Ships Should Avoid Libyan Waters

Shipowners should seek voyage-specific advice from their P&I club and war risk underwriter prior to calling at Libyan ports, according to a circular from the International Chamber of Shipping.

Vessels intending to call at Misrata in particular are advised to contact port and flag state authorities and local shipping agents for further instructions.

Meanwhile, ships transiting the Mediterranean should remain clear of Libyan waters, the trade association linking national shipowner bodies believes.

The move follows an airstrike of January 5, which killed two seafarers on board the Aegean Shipping Management tanker Araevo (28,610 dwt, built 1991) while alongside at Derna, and a further attack near Benghazi last week.

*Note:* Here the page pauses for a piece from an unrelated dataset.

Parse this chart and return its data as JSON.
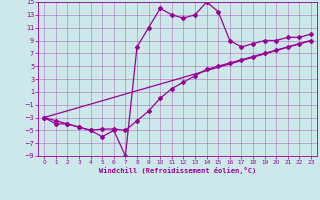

Incidents such as these highlight what the ICS describes as a significant security concern to ships operating in and near to Libyan waters.

There have also been reports that an officer of the Libyan airforce has declared ships calling at the port of Misrata will be targeted by the country’s military aircraft.
“The continued conflict between rival factions in Libya limits the ability of government forces to clearly differentiate between legitimate threats and innocent vessels,” the ICS said.
“Coupled with the presence of armed militant groups in coastal regions, there is an increased risk of commercial ships being attacked.”
Elsewhere, the ICS has also pointed to an increased risk of attacks on merchant traffic in and around the Suez Canal.
The recent hijacking of an Egyptian warship indicates that militants in the Sinai Peninsula are able to operate in the maritime environment and to attack maritime targets.
Along with the rocket attack against the Cosco Asia in 2013, indications are that a threat may exist to commercial shipping in the area.  “As such, the general advice must be to exercise increased caution and maintain vigilance, particularly when ships are waiting in the approaches to the canal,” said the ICS.